In his response, the Minister has just shown how he has completely failed to handle this issue since he introduced the SUSI system. He has just told me SUSI is not responsible for handling postgraduate students when it is responsible and has been dealing with it since last September. This is the very body the Minister set up but one year later, he stands here still not understanding exactly with what it must deal. SUSI has been dealing with maintenance grants for undergraduate students and has been dealing with fee grants for postgraduate students.

Sorry, the Deputy is correct. I withdraw my comment.

I thank the Minister but in his response, the Minister has displayed his lack of a handle on this issue since the outset. He has shown he does not understand there could be a postgraduate student who only got sorted out in the last couple of days. In the case I cited to the Minister, a postgraduate student has not been able to access that individual's college facilities to complete the requisite dissertation as a result of the way these issues have been handled. The Minister was unaware that SUSI even dealt with such issues.

I had temporarily forgotten.

Can the Minister give Members a final deadline as to when those students who already have completed their examinations and whose examinations already have been corrected will finally receive an answer from SUSI, the body the Minister has established and of which he has made a mess? Can he give Members an answer as to when the students will get an answer on whether they qualify for a grant?

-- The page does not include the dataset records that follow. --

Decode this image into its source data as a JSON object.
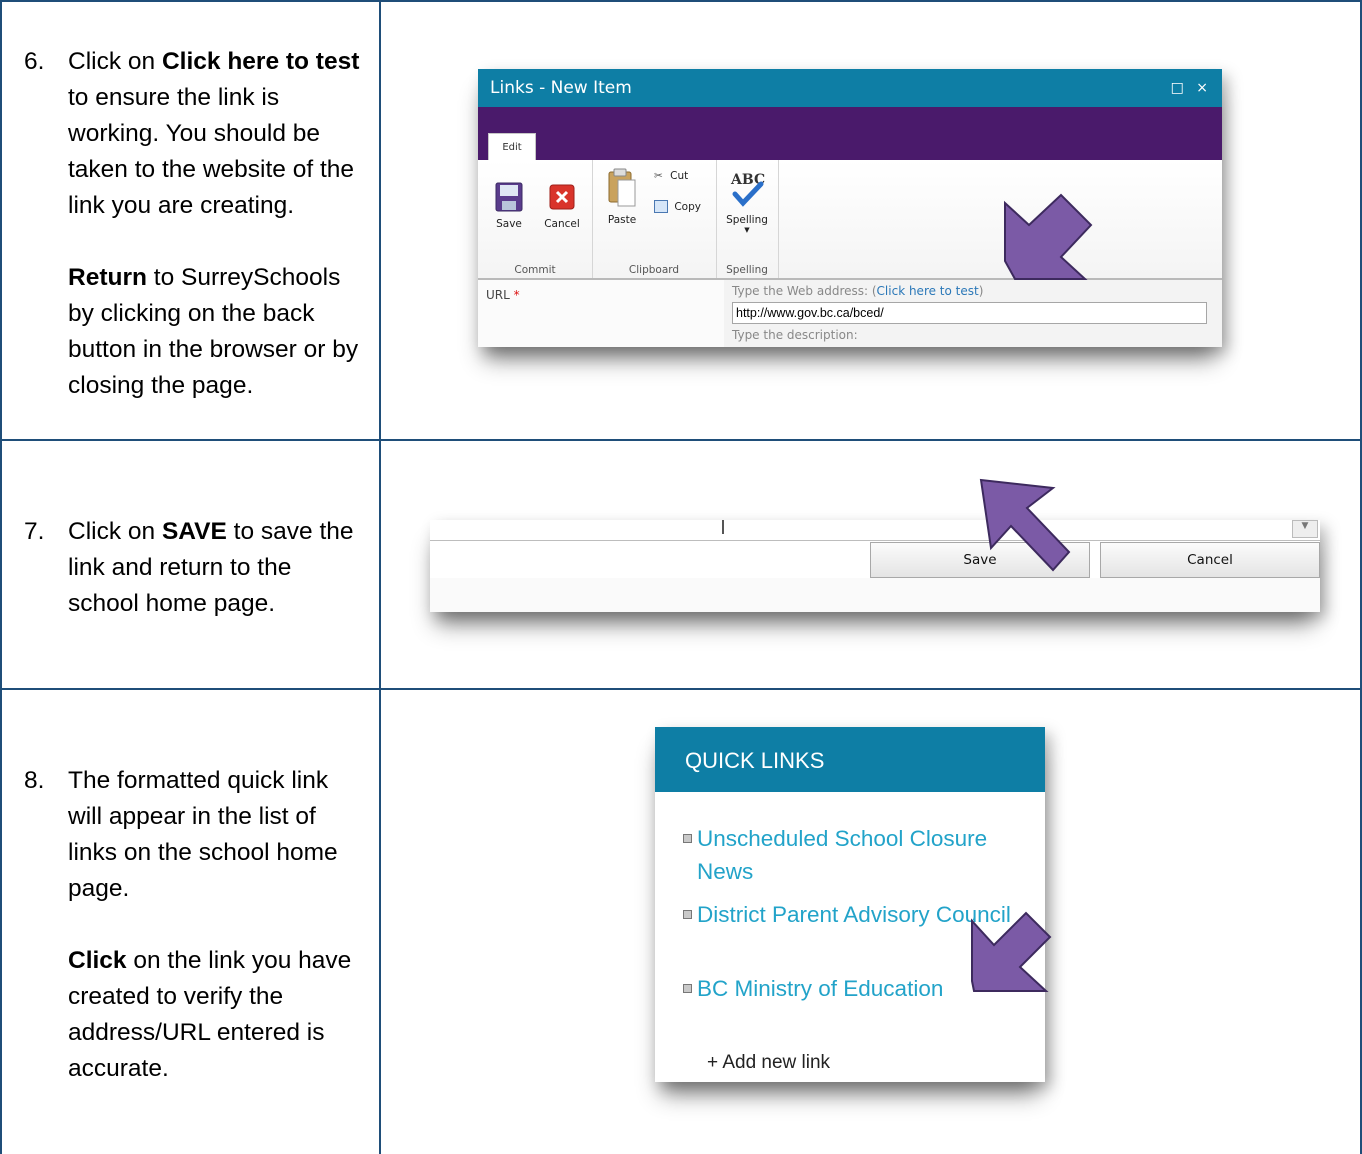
{
  "steps": [
    {
      "number": "6.",
      "p1_pre": "Click on ",
      "p1_bold": "Click here to test",
      "p1_post": " to ensure the link is working. You should be taken to the website of the link you are creating.",
      "p2_bold": "Return",
      "p2_post": " to SurreySchools by clicking on the back button in the browser or by closing the page."
    },
    {
      "number": "7.",
      "p1_pre": "Click on ",
      "p1_bold": "SAVE",
      "p1_post": " to save the link and return to the school home page."
    },
    {
      "number": "8.",
      "p1": "The formatted quick link will appear in the list of links on the school home page.",
      "p2_bold": "Click",
      "p2_post": " on the link you have created to verify the address/URL entered is accurate."
    }
  ],
  "dialog": {
    "title": "Links - New Item",
    "window_buttons": "□ ×",
    "tab": "Edit",
    "buttons": {
      "save": "Save",
      "cancel": "Cancel",
      "paste": "Paste",
      "cut": "Cut",
      "copy": "Copy",
      "spelling": "Spelling"
    },
    "groups": {
      "commit": "Commit",
      "clipboard": "Clipboard",
      "spelling": "Spelling"
    },
    "url_label": "URL",
    "required_mark": " *",
    "hint_pre": "Type the Web address: (",
    "hint_link": "Click here to test",
    "hint_post": ")",
    "url_value": "http://www.gov.bc.ca/bced/",
    "desc_hint": "Type the description:"
  },
  "savebar": {
    "save": "Save",
    "cancel": "Cancel"
  },
  "quick_links": {
    "title": "QUICK LINKS",
    "items": [
      "Unscheduled School Closure News",
      "District Parent Advisory Council",
      "BC Ministry of Education"
    ],
    "add_link": "+ Add new link"
  },
  "colors": {
    "dialog_title_bg": "#0e7ea5",
    "ribbon_bar": "#4a1a6b",
    "arrow_fill": "#7b5aa6",
    "link_color": "#22a3c9",
    "grid_line": "#1f4e79"
  }
}
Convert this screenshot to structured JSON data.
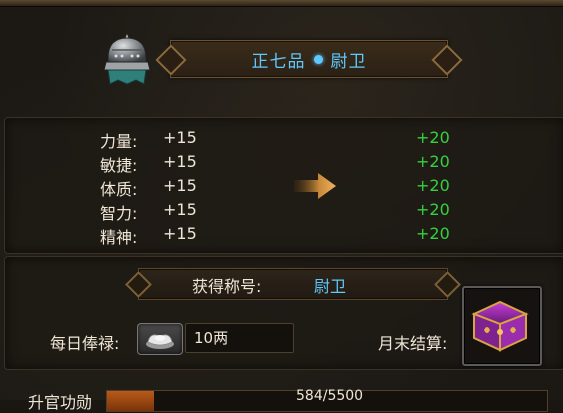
{
  "rank": {
    "grade": "正七品",
    "title": "尉卫"
  },
  "stats": [
    {
      "label": "力量:",
      "current": "+15",
      "next": "+20"
    },
    {
      "label": "敏捷:",
      "current": "+15",
      "next": "+20"
    },
    {
      "label": "体质:",
      "current": "+15",
      "next": "+20"
    },
    {
      "label": "智力:",
      "current": "+15",
      "next": "+20"
    },
    {
      "label": "精神:",
      "current": "+15",
      "next": "+20"
    }
  ],
  "honor": {
    "label": "获得称号:",
    "value": "尉卫"
  },
  "salary": {
    "label": "每日俸禄:",
    "value": "10两"
  },
  "monthly": {
    "label": "月末结算:"
  },
  "merit": {
    "label": "升官功勋",
    "value": "584/5500",
    "progress_fraction": 0.106
  },
  "colors": {
    "rank_blue": "#5fc8ff",
    "bonus_green": "#34d23e"
  },
  "icons": {
    "helmet": "helmet-icon",
    "arrow": "arrow-right-icon",
    "silver": "silver-ingot-icon",
    "chest": "treasure-chest-icon"
  }
}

First, I did not make a mess of SUSI and a mess has not been made of SUSI. SUSI was obliged to start from a base in which certain things had to be learned and the body that undertook this project, the City of Dublin Vocational Education Committee, encountered start-up difficulties, which I have recognised. As for the questions the Deputy has just raised, I have been assured by the Higher Education Authority, HEA, that all the colleges have special assistance programmes to assist financially and otherwise students who are disadvantaged as a result of not being able to access the grants to which they are entitled. I have been told by the HEA that additional resources were made available to the various colleges where that was necessary. If someone has had the experience the Deputy has described, and I do not doubt the accuracy of what the Deputy is saying, then redress was available for the person at the time. If the Deputy wishes to provide me with the details, I certainly will find out what happened. While I will take the queries the Deputy has raised to SUSI as it currently is and will get specific responses for the Deputy, with more than 60,000 students I cannot give to the Deputy the kind of assurance that each one of these 60,000 cases most definitely will be dealt with expeditiously, when this never was the case when there were 66 different awarding bodies.